Early research into the viability of checkpoint inhibitors in hematologic malignancies focused heavily on identifying which checkpoints might have the greatest activity. In these studies, DNA methyltransferase (DNMT) was found to upregulate PD-L1 and PD-1, which was linked to resistance to therapy and worse outcomes.

Clinical activity, specifically for those with AML, was first demonstrated in a phase I/Ib study assessing the CTLA-4 inhibitor ipilimumab (Yervoy) for relapsed hematologic malignancies following allogeneic stem cell transplantation. Across 12 patients with AML treated with ipilimumab at 10 mg/kg, the complete response (CR) rate was 42%.

Additionally, a separate phase I study assessed the combination of the hypomethylating agent azacitidine with the PD-1 inhibitor nivolumab (Opdivo) for patients with relapsed/refractory AML. After a median follow-up of 8.3 months across 35 patients, the CR and CR with incomplete hematologic recovery (CRi) rate was 18%. The overall response rate (ORR) was 32%.

Although the data were still immature and the patient population was small, there was a strong trend toward improved overall survival (OS), according to Daver. The median OS with azacitidine plus nivolumab was 9.3 months, which compared favorably with a historical OS of 4.7 months for this population (P = .02).

Overall, 12 patients in the study experienced a grade 2 to 4 adverse event (AE), which included pneumonitis (n = 11), nephritis (n = 5), skin rash (n = 2), and colitis (n = 2). A majority of the AEs occurred within the first 6 weeks of treatment and all toxicities responded rapidly to treatment with steroids. 

“The toxicity has been a learning curve for me and for my group, since leukemia doctors have not yet been using these drugs,” said Daver. “The pattern and profile of toxicities seems to be different than what was seen for solid tumors. The majority of toxicities have been pneumonitis, and the others have been colitis and skin related.” 

When looking at T cell subpopulations before and after nivolumab/azacitidine, the number of CD3+ cells and the ratio of CD8+ cells to Tregs predicted response to treatment. In these early observations, PD-L1 expression did not appear to impact results. “There were some hints that baseline immune infiltrate is able to predict for response,” added Daver.

A study assessing immunotherapies for MDS demonstrated similar promise. In this trial, patients received single-agent nivolumab (n = 15), azacitidine plus nivolumab (n = 13), or ipilimumab (n = 13). The combination demonstrated an ORR of 68% and responses were still pending for ipilimumab. Monotherapy with nivolumab did not elicit a response.
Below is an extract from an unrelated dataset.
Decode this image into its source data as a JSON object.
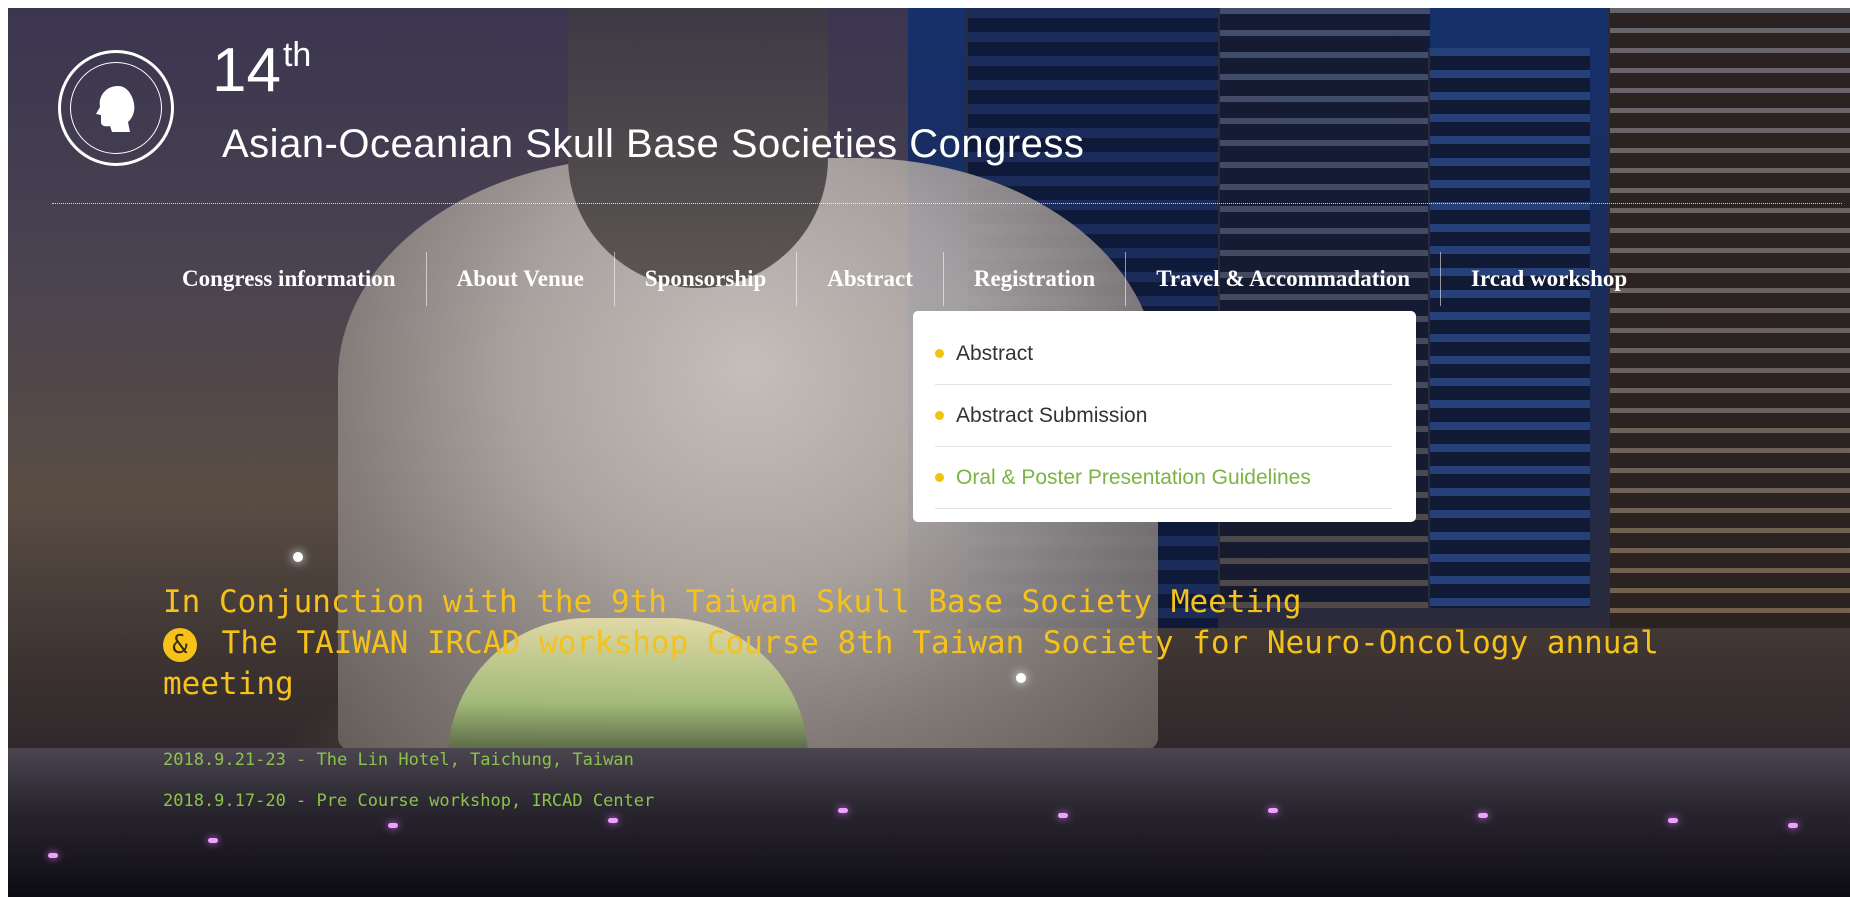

A second study is looking at the combination of the killer-cell immunoglobulin-like receptors (KIR) inhibitor lirilumab and azacitidine. In early data from 3 patients treated with the combination, the ORR was 100% and there were no unexpected toxicities.

This phase I/II study is currently enrolling patients with AML to receive azacitidine plus lirilumab in a dose finding cohort followed by a phase II portion utilizing the maximum tolerated dose. Further results from the study will be presented at the 2016 ASH Annual Meeting.